Discussa in commissione regionale Sanità la questione del Covid Hospital in corso di realizzazione a Civitanova. Il confronto della commissione Sanità con il governatore delle Marche Luca Ceriscioli, ha visto come base la struttura ospedaliera per la gestione dell’emergenza da coronavirus, con circa 90 posti tra terapia intensiva e sub-intensiva. Nel corso della riunione, che si è svolta in videoconferenza, Ceriscioli ha illustrato le motivazioni che hanno portato alla scelta di realizzare proprio nei locali fieristici un polo ospedaliero per malati Covid-19 e ha fatto il punto sullo stato dei lavori. L’intera operazione è frutto della collaborazione voluta dalla Regione con l’ex capo della Protezione Civile nazionale, Guido Bertolaso, che sta portando alla realizzazione di una struttura simile – con alcune modifiche suggerite dall’esperienza fatta – a quella costruita nel complesso fieristico di Milano. Il governatore Ceriscioli ha anche ricordato come l’esigenza del Covid Hospital su base regionale sia partita dal governo e in particolare dal ministro della Salute Speranza che ha indicato tra le linee guida l’esigenza di realizzare una struttura ad hoc esterna ai vari ospedali.

Fabrizio Volpini

«Ho creduto opportuno far partecipe la Commissione di questa iniziativa di cui a mio avviso – ha evidenziato il presidente Fabrizio Volpini (Pd) – sarebbe stato utile discutere anche in Consiglio regionale. Per le caratteristiche che sta assumendo l’opera nel suo complesso andrebbe, infatti, contestualizzata in un ambito di politica programmatoria e condivisa con l’Assemblea legislativa». La vicepresidente Elena Leonardi (FdI) definisce «un approfondimento necessario» il confronto con Ceriscioli. «Il nostro sistema sanitario – prosegue – è stato sconvolto dall’emergenza coronavirus che ha di fatto quasi azzerato la risposta sanitaria ordinaria.

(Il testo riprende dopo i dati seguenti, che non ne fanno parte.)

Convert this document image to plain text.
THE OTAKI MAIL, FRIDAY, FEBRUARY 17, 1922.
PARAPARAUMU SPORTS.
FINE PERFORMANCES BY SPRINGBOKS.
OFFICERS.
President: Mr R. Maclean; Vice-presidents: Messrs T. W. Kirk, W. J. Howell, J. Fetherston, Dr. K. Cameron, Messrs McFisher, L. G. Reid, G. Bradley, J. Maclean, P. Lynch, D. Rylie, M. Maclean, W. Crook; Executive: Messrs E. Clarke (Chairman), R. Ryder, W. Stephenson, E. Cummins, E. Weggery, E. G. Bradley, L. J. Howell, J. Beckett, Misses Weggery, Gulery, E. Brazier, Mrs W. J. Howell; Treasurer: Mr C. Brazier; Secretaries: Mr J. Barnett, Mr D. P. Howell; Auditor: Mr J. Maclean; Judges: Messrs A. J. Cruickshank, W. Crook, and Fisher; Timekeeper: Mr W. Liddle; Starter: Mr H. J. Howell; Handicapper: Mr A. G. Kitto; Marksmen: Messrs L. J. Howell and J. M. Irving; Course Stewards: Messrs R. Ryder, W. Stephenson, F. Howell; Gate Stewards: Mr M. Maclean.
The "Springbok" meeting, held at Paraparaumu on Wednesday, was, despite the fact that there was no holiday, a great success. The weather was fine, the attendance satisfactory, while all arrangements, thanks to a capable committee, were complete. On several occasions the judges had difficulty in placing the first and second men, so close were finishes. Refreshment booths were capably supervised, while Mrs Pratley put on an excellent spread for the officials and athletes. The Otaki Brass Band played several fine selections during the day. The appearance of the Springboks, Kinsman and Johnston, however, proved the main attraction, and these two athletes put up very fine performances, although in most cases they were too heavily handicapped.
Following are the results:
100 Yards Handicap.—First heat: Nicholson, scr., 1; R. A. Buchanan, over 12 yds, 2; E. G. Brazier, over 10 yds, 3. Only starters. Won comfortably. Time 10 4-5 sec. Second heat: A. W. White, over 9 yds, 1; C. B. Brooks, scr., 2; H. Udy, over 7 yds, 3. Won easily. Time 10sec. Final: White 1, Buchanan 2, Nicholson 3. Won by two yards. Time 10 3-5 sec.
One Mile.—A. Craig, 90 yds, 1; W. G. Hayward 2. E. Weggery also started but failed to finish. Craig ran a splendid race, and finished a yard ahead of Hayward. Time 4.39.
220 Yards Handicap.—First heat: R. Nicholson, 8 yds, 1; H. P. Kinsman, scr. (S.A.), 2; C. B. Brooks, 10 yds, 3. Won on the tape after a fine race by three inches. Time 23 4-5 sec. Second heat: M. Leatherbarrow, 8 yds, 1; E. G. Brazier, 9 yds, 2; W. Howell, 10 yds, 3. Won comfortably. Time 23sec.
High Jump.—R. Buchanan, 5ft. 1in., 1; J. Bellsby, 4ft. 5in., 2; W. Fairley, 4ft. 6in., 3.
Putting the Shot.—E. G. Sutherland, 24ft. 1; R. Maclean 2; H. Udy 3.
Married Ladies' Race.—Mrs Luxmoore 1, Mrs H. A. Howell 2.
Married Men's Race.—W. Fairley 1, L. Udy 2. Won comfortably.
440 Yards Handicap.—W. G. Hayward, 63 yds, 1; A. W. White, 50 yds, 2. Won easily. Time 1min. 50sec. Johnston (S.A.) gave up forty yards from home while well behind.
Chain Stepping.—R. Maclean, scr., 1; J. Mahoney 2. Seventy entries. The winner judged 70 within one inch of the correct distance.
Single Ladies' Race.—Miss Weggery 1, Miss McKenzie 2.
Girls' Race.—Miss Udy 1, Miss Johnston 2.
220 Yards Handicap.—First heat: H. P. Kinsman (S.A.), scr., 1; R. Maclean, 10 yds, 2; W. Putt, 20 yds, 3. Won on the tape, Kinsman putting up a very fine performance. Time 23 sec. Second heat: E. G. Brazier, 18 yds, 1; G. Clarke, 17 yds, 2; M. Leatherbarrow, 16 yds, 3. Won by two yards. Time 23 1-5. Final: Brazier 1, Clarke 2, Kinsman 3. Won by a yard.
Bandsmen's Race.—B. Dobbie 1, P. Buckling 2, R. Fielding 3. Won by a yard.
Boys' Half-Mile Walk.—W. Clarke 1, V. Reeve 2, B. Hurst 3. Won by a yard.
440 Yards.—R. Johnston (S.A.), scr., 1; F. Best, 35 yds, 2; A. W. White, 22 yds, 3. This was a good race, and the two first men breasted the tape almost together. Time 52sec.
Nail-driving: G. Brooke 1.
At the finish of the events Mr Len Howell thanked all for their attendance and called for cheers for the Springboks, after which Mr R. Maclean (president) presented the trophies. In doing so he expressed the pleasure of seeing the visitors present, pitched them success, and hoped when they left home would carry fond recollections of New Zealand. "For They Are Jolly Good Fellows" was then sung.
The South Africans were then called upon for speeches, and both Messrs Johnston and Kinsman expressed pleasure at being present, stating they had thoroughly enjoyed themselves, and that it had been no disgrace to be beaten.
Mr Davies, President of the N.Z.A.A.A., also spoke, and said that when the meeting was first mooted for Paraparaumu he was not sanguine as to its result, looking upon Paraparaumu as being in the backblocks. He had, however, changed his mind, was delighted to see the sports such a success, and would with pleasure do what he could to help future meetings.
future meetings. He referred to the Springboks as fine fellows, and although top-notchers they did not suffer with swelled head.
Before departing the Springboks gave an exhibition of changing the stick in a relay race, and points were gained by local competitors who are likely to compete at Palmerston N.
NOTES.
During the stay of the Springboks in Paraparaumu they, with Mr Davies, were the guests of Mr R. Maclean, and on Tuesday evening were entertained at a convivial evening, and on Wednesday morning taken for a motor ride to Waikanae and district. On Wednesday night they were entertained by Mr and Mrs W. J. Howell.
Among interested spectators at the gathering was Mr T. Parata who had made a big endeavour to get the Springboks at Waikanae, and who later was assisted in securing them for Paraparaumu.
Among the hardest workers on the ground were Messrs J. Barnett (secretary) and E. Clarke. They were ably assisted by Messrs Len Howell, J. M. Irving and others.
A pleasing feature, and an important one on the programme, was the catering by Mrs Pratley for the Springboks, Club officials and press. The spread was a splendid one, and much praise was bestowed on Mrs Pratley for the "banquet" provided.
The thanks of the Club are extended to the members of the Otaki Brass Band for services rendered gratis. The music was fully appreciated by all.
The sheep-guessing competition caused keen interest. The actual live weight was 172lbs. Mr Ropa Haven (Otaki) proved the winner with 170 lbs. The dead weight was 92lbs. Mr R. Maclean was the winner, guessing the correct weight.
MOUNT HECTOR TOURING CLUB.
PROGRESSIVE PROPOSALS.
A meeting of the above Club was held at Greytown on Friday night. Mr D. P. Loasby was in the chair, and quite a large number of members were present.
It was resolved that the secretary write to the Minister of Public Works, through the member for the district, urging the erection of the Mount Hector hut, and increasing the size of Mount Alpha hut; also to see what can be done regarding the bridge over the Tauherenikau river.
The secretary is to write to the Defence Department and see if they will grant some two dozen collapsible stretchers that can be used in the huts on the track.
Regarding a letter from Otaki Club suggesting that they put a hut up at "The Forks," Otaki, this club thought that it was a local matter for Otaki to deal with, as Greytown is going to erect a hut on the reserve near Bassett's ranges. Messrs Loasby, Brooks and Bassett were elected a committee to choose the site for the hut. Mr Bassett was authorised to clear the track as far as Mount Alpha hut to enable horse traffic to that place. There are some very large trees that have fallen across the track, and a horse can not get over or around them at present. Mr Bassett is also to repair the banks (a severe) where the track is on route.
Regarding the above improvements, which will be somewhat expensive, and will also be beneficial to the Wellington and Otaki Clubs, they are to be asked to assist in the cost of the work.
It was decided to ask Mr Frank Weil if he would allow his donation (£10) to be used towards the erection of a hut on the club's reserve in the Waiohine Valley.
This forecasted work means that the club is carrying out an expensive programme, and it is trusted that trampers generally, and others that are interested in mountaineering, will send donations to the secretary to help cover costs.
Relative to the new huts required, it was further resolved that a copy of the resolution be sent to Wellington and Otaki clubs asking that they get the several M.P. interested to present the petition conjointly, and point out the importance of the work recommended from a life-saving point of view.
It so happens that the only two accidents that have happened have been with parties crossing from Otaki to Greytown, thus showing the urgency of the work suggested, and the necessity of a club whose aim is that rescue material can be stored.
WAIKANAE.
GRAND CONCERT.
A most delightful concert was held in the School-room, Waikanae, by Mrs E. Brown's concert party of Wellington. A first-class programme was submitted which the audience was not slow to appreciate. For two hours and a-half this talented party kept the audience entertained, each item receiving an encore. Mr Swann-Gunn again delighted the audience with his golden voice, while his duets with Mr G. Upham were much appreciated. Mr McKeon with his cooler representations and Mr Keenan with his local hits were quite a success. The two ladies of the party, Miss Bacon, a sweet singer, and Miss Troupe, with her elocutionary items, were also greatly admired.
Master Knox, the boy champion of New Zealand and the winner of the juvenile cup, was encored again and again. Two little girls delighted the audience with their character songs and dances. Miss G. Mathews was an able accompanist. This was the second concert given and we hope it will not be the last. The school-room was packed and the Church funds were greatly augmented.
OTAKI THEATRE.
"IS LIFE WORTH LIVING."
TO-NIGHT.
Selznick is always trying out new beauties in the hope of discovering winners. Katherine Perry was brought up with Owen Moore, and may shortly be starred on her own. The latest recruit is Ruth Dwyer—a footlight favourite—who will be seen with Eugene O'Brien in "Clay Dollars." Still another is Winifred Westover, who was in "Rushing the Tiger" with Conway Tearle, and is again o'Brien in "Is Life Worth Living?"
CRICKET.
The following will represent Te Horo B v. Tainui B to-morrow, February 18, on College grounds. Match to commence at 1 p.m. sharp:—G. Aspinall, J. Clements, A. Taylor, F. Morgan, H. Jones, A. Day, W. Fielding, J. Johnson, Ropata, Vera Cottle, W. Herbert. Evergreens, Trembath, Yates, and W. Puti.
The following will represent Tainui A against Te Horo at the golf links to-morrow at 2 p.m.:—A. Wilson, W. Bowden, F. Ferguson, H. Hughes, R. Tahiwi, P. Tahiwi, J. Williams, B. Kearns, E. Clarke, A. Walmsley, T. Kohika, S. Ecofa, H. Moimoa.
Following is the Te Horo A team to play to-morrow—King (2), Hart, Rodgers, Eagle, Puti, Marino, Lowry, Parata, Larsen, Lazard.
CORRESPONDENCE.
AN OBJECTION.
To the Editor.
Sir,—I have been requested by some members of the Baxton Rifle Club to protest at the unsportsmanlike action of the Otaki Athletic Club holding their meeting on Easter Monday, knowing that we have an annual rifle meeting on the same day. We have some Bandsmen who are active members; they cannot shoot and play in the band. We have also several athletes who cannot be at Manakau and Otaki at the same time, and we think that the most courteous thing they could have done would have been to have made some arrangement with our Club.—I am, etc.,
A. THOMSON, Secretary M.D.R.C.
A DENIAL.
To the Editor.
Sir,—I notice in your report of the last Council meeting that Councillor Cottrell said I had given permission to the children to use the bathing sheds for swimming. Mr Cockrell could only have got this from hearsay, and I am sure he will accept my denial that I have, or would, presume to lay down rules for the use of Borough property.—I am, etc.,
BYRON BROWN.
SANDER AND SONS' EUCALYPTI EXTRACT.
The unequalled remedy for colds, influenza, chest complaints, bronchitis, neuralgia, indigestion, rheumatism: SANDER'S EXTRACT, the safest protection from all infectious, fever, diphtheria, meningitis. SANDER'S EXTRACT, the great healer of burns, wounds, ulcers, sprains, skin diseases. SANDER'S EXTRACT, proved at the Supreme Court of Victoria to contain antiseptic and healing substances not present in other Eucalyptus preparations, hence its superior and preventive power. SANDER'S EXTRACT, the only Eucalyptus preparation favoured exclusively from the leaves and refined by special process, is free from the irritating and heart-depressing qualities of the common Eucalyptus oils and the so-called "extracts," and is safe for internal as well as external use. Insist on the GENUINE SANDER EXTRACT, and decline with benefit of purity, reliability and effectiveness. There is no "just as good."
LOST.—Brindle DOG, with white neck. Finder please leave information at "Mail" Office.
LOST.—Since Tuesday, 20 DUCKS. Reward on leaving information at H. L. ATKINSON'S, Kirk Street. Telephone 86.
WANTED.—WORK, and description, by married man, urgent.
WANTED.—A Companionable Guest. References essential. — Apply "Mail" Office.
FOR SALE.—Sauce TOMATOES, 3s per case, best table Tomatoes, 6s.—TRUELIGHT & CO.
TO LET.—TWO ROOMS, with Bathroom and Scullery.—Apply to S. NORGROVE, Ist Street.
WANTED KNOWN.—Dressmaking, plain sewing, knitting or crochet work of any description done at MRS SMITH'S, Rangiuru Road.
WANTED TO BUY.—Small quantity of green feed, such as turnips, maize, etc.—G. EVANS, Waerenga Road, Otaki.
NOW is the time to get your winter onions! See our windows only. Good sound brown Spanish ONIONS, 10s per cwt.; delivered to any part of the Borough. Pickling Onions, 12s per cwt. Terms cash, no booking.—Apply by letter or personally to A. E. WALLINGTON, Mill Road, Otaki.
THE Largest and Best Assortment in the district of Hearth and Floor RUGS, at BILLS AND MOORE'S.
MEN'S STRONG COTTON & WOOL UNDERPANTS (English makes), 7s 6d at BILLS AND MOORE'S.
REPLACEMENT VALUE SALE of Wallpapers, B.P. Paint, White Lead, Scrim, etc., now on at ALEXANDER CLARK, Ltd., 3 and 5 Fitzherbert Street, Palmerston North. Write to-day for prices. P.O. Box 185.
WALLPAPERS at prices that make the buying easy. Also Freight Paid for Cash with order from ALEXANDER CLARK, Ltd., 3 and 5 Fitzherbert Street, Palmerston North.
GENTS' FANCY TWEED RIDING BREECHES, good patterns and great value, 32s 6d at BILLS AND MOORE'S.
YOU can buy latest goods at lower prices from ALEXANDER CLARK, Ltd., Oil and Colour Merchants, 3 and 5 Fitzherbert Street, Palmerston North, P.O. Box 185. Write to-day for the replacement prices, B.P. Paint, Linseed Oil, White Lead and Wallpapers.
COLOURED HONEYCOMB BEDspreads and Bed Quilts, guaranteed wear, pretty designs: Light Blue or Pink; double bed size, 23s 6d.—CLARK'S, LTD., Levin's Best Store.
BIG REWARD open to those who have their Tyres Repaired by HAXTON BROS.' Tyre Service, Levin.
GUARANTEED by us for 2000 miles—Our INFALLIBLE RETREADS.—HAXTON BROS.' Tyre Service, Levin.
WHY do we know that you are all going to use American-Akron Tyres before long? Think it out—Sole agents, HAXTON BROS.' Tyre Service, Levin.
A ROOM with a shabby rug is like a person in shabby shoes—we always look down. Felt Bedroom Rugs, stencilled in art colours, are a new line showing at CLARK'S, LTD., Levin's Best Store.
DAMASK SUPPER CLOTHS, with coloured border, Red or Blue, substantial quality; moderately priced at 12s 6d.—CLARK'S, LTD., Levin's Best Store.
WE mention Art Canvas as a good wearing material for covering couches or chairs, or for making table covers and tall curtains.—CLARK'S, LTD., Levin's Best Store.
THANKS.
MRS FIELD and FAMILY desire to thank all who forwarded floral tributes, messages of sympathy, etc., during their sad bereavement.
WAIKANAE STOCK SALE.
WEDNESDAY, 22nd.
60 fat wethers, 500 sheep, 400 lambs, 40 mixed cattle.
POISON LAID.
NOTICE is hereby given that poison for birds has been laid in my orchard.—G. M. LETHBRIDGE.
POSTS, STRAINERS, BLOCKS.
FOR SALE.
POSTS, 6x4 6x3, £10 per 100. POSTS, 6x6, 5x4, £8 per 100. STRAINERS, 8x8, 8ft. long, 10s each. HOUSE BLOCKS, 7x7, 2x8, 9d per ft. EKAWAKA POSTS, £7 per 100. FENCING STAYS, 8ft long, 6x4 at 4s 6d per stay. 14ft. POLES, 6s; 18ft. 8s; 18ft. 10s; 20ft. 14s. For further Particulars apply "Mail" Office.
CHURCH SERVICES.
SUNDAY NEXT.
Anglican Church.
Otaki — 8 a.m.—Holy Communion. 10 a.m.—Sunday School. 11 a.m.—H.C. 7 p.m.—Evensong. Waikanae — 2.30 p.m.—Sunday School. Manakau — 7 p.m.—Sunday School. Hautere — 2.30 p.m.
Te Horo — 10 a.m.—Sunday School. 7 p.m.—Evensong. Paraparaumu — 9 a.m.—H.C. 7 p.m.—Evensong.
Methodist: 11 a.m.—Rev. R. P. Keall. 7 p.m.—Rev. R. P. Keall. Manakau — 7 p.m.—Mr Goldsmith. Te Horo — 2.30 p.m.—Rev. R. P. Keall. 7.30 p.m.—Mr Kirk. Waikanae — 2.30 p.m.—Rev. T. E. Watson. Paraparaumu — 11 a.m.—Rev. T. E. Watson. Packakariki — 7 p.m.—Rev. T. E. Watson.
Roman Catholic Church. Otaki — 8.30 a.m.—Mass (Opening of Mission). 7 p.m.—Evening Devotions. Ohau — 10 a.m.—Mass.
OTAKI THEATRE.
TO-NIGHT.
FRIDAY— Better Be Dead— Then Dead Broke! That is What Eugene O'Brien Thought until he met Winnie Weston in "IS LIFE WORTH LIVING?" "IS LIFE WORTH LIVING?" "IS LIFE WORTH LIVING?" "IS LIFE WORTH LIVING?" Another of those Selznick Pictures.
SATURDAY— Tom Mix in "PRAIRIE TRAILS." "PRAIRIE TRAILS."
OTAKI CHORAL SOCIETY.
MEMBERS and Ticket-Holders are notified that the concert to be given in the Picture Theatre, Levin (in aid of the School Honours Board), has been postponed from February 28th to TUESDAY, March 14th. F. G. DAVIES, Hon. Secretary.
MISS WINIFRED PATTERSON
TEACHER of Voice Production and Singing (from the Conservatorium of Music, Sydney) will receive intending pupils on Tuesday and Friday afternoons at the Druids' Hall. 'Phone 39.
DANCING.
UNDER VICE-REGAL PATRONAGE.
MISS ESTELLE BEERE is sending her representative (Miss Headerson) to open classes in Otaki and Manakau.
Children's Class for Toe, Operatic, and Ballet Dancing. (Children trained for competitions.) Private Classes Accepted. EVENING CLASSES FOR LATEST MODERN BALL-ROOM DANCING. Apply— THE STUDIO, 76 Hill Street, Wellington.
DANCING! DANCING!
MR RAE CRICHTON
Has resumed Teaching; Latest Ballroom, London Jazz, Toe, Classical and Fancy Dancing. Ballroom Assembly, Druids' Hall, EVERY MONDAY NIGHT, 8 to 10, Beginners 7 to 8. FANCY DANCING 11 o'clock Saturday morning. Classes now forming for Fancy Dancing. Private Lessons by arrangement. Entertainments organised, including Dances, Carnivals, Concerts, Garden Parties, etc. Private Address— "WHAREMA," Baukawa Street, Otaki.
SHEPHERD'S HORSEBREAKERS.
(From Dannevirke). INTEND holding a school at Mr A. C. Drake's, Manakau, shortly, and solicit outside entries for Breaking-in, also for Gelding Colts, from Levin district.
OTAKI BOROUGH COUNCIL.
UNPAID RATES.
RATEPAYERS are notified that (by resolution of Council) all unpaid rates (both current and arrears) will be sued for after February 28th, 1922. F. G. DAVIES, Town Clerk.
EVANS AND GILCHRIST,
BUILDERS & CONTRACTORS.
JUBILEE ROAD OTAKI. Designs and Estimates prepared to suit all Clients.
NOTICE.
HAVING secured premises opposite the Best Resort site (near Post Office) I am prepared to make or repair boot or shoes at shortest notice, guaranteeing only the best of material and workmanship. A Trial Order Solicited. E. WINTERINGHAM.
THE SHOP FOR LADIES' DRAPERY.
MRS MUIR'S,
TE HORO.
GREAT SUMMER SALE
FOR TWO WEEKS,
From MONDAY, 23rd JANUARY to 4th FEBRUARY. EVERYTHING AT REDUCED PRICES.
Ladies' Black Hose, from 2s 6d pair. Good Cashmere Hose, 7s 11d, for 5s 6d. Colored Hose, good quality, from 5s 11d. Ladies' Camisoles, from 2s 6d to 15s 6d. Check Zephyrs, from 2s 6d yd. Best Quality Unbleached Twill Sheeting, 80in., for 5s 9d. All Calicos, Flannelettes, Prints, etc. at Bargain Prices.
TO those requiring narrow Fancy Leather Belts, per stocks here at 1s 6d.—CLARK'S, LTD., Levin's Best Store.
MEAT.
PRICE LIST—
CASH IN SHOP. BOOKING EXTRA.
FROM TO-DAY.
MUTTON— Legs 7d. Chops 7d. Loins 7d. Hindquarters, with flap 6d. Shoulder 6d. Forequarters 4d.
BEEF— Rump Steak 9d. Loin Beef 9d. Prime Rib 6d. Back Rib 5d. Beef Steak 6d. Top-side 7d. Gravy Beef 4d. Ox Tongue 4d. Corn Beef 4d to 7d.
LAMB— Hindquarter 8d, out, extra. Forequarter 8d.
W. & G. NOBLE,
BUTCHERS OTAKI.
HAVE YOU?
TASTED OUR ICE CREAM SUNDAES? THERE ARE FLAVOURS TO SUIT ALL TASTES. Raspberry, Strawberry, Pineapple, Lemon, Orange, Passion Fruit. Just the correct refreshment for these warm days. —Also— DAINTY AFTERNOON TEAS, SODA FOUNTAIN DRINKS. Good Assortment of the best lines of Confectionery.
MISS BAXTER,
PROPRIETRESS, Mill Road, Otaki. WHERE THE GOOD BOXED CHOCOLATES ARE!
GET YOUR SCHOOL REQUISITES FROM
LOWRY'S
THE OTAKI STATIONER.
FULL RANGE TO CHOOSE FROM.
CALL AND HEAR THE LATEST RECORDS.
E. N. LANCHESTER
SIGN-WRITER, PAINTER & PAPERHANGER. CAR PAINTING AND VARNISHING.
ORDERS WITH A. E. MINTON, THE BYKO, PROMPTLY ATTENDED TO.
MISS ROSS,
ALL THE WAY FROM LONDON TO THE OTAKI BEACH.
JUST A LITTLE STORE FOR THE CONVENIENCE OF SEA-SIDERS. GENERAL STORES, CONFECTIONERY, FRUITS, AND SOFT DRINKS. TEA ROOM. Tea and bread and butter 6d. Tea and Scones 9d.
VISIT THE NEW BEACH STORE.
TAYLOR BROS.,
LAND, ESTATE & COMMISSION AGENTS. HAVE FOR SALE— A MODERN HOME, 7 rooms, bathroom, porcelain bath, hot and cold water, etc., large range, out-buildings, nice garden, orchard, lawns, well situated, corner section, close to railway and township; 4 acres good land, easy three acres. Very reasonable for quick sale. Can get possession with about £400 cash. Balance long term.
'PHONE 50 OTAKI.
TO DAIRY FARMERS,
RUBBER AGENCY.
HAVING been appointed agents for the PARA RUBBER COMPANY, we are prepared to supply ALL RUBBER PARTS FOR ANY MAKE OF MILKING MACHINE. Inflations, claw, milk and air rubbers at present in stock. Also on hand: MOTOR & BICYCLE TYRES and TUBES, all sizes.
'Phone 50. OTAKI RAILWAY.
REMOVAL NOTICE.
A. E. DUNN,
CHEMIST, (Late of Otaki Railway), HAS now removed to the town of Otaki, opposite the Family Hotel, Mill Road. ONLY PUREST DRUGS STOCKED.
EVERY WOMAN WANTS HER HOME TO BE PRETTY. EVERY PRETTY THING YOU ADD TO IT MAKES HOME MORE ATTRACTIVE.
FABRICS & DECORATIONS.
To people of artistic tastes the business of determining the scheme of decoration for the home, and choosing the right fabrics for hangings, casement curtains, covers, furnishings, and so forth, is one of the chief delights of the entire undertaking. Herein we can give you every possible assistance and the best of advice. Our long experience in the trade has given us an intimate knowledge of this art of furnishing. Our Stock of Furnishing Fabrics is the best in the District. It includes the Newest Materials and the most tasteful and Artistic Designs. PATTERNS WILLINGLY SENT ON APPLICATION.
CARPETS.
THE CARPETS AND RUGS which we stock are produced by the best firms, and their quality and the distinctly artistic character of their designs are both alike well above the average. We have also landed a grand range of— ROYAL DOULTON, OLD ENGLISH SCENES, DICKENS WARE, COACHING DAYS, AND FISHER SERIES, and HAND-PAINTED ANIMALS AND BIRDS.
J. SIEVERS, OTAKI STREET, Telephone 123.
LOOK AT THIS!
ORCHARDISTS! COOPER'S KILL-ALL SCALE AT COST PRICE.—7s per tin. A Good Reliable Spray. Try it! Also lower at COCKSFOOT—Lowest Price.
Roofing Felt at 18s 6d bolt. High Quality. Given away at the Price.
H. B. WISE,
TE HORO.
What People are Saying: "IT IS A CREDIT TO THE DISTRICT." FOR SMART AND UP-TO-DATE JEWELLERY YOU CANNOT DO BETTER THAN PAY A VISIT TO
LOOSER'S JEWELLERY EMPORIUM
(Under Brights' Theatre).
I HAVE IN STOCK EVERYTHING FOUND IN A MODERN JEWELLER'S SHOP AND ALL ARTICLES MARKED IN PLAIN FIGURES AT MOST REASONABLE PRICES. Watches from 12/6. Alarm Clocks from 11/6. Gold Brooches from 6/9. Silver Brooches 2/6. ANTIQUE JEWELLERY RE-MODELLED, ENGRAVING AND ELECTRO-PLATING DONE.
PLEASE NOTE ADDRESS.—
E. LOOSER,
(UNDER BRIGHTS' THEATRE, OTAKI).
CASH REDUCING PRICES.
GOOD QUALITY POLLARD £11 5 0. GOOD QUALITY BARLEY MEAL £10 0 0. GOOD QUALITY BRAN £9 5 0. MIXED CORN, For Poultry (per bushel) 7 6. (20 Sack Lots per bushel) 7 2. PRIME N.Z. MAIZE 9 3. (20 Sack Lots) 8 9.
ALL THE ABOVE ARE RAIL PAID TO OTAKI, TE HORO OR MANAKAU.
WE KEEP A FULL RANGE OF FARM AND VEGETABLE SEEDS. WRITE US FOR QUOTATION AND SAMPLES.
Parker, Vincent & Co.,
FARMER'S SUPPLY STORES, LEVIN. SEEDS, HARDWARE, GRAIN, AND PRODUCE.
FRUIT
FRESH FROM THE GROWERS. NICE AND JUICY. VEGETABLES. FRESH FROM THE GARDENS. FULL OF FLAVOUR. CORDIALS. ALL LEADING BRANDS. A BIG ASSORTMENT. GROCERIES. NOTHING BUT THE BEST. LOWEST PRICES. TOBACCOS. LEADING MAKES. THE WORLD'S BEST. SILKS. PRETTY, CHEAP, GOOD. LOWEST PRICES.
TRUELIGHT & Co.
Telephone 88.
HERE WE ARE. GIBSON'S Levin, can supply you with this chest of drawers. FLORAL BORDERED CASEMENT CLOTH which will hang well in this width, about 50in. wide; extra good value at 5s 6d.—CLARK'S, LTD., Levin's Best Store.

Serve ora ripristinarla, evitando quella promiscuità che purtroppo ha contribuito alla diffusione del contagio. In questa cornice abbiamo chiesto chiarimenti al Governatore, partendo dai criteri – spiega – che hanno portato all’individuazione della struttura, ai costi effettivi, al nodo cruciale del personale che ne dovrà garantire l’operatività, ai dubbi e le criticità espresse in questi giorni dal mondo medico».